What is Distributed Learning?

Distributed learning is not about good technology, it’s about good communication.

Distributed Learning, or distance learning, is a broad category that includes all modes of delivery of instruction to remote students. The following are examples of the modes of delivery used at Coast Mountain College:

Online learning 

A mode of delivery that uses the internet. Almost all instructors already incorporate elements of online learning through emailing students and posting content for use outside of class using a learning management system (LMS) like Brightspace.

Brightspace login



Videoconferencing

A tool to connect students and instructors through web-based video platforms that include:

  • Teaching remote and face-to-face students simultaneously
  • Teaching individual and face-to-face students simultaneously 
  • Everyone on their own computer but attending a live session through videoconferencing platform (like BlueJeans)

Synchronous learning 

Components of the course are taught “live” online and students are required to attend a session virtually with their peers and instructor. 

There are a variety of tools that instructors and students can use to participate in these sessions such as: text chats, web-conferencing platforms (with or without video) and cloud-based collaborative sessions.

Asynchronous learning

Assigned tasks that students complete in their own time. These tasks often operate on a schedule with deadlines.

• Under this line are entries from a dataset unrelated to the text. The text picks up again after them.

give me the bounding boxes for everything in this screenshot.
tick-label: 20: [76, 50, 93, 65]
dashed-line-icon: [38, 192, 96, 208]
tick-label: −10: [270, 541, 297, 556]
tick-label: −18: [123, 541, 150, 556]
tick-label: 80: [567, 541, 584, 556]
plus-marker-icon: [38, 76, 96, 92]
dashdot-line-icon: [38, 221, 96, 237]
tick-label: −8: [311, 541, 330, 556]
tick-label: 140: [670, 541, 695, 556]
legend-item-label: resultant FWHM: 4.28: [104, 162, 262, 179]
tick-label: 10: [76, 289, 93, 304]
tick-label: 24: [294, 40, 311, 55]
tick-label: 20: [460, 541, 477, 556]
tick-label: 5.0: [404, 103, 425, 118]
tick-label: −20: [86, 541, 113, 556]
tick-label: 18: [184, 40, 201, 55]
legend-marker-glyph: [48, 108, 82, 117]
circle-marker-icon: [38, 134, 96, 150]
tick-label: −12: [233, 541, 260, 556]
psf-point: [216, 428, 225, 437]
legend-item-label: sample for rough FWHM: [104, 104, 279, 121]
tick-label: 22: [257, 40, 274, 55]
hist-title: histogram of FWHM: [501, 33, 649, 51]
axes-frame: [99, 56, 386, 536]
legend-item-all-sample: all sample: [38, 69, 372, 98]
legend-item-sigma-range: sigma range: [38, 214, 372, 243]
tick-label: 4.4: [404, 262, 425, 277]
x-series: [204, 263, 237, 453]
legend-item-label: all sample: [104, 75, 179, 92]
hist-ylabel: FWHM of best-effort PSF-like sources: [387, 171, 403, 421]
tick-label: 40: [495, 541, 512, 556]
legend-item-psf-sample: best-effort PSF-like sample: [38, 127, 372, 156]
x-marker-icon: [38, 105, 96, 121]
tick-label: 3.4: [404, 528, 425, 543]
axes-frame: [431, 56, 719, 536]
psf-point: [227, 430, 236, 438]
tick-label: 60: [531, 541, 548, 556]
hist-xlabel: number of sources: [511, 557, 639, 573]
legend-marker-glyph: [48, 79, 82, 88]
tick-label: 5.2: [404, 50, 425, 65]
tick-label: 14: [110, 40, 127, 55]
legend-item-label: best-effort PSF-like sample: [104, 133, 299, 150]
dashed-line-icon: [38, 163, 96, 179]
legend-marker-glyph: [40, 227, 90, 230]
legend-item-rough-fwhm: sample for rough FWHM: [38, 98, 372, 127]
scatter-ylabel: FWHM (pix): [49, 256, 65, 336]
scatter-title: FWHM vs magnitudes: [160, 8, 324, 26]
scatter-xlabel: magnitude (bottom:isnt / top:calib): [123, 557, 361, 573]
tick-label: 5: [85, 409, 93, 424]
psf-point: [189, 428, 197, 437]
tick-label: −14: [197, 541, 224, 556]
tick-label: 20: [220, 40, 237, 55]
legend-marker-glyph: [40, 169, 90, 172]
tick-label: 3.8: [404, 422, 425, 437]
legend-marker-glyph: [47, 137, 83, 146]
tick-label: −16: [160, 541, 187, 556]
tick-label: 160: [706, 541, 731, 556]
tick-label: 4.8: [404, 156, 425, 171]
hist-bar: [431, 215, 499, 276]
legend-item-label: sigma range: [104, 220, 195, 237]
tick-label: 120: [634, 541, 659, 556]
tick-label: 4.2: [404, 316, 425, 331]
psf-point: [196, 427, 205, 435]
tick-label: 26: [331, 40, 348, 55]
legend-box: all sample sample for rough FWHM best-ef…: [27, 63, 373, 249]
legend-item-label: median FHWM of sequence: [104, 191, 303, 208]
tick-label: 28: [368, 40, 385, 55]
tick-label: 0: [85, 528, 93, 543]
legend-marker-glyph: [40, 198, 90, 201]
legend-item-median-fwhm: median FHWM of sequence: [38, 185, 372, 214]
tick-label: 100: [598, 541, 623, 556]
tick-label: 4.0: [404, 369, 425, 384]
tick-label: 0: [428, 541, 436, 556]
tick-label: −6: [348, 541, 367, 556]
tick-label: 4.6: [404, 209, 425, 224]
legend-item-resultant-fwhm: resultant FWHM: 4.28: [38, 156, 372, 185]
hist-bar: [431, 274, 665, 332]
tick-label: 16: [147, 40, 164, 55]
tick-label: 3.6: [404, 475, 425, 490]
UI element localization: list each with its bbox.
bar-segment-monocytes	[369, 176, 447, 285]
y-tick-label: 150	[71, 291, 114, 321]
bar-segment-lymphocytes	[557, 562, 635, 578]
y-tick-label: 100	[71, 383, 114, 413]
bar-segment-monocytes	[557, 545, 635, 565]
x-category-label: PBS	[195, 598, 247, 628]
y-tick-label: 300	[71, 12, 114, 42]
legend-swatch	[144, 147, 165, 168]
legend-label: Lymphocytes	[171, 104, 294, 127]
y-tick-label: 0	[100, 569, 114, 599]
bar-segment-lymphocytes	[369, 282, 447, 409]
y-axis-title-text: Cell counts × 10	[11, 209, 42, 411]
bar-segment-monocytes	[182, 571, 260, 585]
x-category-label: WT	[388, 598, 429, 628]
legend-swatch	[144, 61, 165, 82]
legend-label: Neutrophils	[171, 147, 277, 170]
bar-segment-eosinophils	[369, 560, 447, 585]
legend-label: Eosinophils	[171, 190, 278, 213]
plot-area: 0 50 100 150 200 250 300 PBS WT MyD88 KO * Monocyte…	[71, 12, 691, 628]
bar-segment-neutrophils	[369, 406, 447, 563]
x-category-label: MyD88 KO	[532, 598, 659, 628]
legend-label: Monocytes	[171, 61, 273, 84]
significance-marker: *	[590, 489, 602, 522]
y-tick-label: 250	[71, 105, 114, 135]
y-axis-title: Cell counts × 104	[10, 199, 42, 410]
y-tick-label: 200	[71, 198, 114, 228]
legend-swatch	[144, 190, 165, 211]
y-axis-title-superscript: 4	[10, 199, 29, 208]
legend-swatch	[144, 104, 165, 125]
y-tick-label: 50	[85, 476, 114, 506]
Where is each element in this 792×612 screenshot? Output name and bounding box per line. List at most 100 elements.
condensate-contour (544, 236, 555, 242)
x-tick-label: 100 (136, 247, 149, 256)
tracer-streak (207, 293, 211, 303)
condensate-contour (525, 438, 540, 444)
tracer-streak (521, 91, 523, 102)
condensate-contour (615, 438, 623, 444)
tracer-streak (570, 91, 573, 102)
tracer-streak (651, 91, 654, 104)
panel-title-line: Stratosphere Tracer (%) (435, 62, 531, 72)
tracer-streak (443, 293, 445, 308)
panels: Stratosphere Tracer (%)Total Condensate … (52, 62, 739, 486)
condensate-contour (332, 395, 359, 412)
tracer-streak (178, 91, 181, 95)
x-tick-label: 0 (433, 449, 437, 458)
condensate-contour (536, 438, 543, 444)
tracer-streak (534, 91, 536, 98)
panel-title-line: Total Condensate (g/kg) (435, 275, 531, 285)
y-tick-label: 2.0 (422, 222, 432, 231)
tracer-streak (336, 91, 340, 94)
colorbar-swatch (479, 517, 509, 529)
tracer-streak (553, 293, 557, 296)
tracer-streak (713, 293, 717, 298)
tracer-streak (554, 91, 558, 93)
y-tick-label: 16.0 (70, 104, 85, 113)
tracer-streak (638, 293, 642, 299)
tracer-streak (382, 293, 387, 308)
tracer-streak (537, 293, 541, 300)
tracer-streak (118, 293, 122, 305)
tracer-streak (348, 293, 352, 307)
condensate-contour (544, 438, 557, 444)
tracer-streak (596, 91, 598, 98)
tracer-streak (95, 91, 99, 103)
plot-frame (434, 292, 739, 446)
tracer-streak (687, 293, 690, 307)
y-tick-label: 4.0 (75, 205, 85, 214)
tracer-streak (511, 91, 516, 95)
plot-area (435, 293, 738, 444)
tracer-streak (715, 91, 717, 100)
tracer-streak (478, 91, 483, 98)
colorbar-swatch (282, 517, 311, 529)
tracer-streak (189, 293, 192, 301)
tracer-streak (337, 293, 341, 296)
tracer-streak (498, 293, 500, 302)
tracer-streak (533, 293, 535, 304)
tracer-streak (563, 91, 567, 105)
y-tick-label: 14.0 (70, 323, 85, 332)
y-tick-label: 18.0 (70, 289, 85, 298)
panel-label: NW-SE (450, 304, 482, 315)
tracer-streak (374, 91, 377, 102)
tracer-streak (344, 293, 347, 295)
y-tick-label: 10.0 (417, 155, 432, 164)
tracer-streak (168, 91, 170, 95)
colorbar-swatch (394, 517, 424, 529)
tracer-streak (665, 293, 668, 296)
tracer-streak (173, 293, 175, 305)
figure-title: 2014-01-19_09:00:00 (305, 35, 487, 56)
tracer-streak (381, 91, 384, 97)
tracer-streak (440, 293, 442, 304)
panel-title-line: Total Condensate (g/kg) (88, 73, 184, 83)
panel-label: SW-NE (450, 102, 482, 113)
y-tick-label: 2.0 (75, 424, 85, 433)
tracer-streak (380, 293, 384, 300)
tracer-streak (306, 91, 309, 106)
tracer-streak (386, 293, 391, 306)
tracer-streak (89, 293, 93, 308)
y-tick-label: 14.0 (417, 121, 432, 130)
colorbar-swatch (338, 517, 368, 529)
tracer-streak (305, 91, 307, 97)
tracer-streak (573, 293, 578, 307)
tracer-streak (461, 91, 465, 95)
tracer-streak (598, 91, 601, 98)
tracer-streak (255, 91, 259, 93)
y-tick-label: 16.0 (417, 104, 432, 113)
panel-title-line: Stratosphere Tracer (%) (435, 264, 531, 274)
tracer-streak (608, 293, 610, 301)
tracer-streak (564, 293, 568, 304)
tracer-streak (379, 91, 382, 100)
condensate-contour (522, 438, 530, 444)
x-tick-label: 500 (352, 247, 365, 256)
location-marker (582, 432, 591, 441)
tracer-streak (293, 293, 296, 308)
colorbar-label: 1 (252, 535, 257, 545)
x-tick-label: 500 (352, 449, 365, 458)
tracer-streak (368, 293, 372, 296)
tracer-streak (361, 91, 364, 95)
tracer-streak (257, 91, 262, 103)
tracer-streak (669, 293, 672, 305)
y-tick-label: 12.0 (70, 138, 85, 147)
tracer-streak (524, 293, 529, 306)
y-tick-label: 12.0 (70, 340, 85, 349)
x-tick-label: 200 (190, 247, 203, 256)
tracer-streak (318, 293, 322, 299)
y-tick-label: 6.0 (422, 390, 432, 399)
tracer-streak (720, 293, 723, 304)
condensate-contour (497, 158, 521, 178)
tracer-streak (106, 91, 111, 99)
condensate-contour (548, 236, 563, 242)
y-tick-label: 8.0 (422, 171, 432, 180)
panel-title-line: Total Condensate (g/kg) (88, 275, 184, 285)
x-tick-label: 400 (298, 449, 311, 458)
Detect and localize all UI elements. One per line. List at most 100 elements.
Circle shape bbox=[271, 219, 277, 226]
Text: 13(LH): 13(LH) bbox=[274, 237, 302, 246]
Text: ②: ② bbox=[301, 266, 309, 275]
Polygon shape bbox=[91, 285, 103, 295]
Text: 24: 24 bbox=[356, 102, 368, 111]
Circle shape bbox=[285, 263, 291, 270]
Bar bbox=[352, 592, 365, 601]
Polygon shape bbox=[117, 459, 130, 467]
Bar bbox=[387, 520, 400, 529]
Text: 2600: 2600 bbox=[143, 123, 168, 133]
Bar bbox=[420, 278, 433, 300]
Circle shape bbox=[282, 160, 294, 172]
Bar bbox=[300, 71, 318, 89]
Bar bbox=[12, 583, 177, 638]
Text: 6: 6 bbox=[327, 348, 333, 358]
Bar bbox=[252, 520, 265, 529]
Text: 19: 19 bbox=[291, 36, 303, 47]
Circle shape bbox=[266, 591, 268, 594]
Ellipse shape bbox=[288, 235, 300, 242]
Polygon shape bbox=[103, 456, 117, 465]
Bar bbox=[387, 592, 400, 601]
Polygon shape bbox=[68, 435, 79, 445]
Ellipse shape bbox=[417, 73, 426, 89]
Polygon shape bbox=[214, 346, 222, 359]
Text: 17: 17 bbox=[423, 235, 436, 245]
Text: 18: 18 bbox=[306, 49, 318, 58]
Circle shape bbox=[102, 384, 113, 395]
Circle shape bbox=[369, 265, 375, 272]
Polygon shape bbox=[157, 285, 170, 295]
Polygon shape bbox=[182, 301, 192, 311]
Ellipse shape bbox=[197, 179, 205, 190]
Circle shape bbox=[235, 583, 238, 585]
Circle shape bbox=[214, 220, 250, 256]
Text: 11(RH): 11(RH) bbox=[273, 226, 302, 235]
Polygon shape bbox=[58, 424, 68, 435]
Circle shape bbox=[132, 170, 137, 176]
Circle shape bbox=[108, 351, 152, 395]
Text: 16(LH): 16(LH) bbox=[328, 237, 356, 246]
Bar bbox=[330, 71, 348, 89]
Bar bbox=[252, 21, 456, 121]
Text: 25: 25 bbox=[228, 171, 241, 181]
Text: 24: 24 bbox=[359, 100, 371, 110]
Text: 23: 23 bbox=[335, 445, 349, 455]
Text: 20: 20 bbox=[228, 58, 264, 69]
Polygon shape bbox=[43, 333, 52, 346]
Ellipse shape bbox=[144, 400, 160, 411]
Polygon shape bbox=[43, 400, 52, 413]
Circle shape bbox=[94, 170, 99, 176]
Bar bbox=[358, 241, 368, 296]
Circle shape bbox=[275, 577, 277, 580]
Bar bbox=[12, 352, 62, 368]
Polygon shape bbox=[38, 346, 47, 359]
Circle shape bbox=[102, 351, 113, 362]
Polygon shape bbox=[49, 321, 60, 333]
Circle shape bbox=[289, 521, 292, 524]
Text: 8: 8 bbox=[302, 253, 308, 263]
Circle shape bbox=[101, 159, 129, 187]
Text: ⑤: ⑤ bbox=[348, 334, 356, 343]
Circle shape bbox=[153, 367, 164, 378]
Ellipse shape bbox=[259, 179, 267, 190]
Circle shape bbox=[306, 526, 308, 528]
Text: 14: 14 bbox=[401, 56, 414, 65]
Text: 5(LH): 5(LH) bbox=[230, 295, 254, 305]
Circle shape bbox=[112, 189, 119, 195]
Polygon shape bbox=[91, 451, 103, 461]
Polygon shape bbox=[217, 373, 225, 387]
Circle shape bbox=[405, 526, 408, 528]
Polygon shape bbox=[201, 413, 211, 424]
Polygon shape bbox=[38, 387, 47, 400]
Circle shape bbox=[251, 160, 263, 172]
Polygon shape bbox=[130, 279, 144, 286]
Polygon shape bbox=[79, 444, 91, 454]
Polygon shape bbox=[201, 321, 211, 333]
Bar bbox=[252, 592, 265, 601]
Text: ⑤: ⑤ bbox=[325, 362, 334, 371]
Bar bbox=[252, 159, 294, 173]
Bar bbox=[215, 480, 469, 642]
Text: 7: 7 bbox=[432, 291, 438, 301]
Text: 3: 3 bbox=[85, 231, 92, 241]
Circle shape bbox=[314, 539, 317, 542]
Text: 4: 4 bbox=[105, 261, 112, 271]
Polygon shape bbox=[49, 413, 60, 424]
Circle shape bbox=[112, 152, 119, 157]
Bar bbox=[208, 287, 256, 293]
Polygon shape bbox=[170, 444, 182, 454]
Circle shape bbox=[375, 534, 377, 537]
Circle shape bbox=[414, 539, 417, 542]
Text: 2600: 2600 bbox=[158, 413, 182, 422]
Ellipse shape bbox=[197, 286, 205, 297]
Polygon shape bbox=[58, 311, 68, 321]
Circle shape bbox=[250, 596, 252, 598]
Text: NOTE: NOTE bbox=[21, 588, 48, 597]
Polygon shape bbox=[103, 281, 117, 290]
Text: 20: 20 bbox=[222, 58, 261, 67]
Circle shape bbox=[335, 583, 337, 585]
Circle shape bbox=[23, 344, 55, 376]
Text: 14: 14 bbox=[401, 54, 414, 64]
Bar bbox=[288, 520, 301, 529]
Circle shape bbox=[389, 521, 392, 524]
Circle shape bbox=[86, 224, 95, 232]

Asynchronous courses are generally hosted on a learning management system, and direct students to read content in textbooks, and print and screen modules; watch videos and pre-recorded lectures; participate in discussion boards; complete an offline, place-based task; and post assignments. Instructors may still host office hours and meet students (on or offline).

Self-paced 

A self-paced course may or may not have an instructor assigned to it. If an instructor is assigned to the self-paced course, they are available to answer questions, clarify complex concepts, and provide tutorials as needed. They may also counsel and support student goal setting. A self-paced course normally has a maximum time allowed, but students can finish earlier than this.

Face-to-face learning 

When the instructor and students are physically in the same place for the course, or components of the course. 

Blended learning 

Some contact hours are kept as face-to-face which can be spread out through the course, front-loaded, or wrapped around.

Advantages of Distributed Learning

  • Long lectures can be presented into smaller sessions and recorded.
  • Provides flexibility to learn how and where students want.
  • Drives pedagogical innovation, creativity, and more learning-centered approaches.
  • Has the potential to expand the reach of the curriculum beyond the classroom and textbook and into the real world. 
  • Students have time to think about, and pour meaning into, content and ideas.
  • Reaches people who otherwise couldn’t attend in person.
  • Adds voices from diverse contexts.
  • Instruction can happen from anywhere.